A research study was reported in the mainstream news media yesterday. Inexplicably, it caught my attention: “TITILLATED BY THE SALES TAG—Turns out people can get as excited spotting a deal as they do watching porn.” [2] The article’s thesis is based on a recent study by Britain’s Westminister University and the Institute of Promotional Marketing. And right there before the article starts is the killer anecdotal comment from a professional bargain shopper,
“It’s one of the highest forms of pleasure… I don’t want to say [it’s like] sex, but close to it.”
Pardon me, but either I’m not shopping in the right stores, or there are a lot of people out there having truly awful sex lives. Better look deeper into this research, the same way we should always analyse, say, marketing research.
First, check for research sponsor bias: is the organisation that executed or paid for the research likely to gain or lose based on its outcome? In this context, the university is unassailable. You could argue that the promotional marketing institute does have something to gain, but these results seem more than a little bit over-the-top for believable self-promotion. I’m pretty sure their business model would be intact even if they couldn’t prove polyester-clad housewives (or househusbands) were having spontaneous orgasms in the clearance aisle of Walmarts around the world.

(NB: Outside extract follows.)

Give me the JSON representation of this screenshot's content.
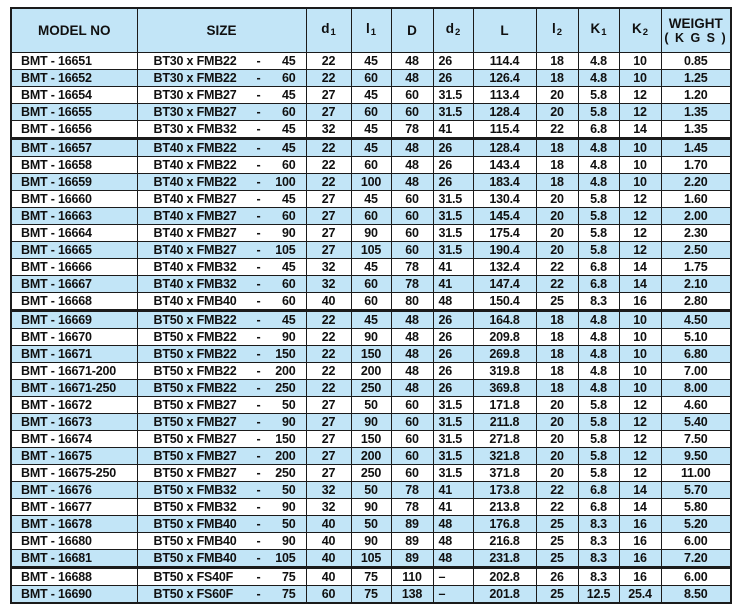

Next, look at methodology, paying particular attention to the sample size and sample definition. No sample size is reported, but the subjects were British. If the Broadway hit “No Sex Please, We’re Canadian!” already came and went, I missed it. [3]
The study used eye movement and pupil dilation as the measure of “emotional arousal”. On a scale of 1 to 10, both bargain shopping and pornography scored between 5 and 7. Full stop here: 5 or 6 out of 10 doesn’t seem that impressive to me—for sex or shopping. And allow me to be self-anecdotal and suggest that there’s a lot more going on in the sexually-aroused human body than twitching eyes and dilating pupils.
Lastly, use your instincts to make sure the research results are free from basic flaws in deduction and that the causal link makes sense. Correlation does not mean causation. Well, it’s wrong to deduce that looking at pictures of other people having sex is the same as having sex. Even the news article’s factually-libertine author struggled to explain how bargain shopping might be causing emotional arousal.
So that’s a bit of a disappointment. Turns out shopping really isn’t better than sex. Here’s what is true: research results are rarely wrong, but we need to make sure we asked the right questions of the right people and made the right deductions from the results.
- Feature image credit: scene from “When Harry Meet Sally”, 1989
- Globe and Mail, Sep 21, 2010.
- Real research shows that people in the UK have sex significantly more frequently than North Americans, right up there behind the French. Just couldn’t resist the comment (this one, or that one).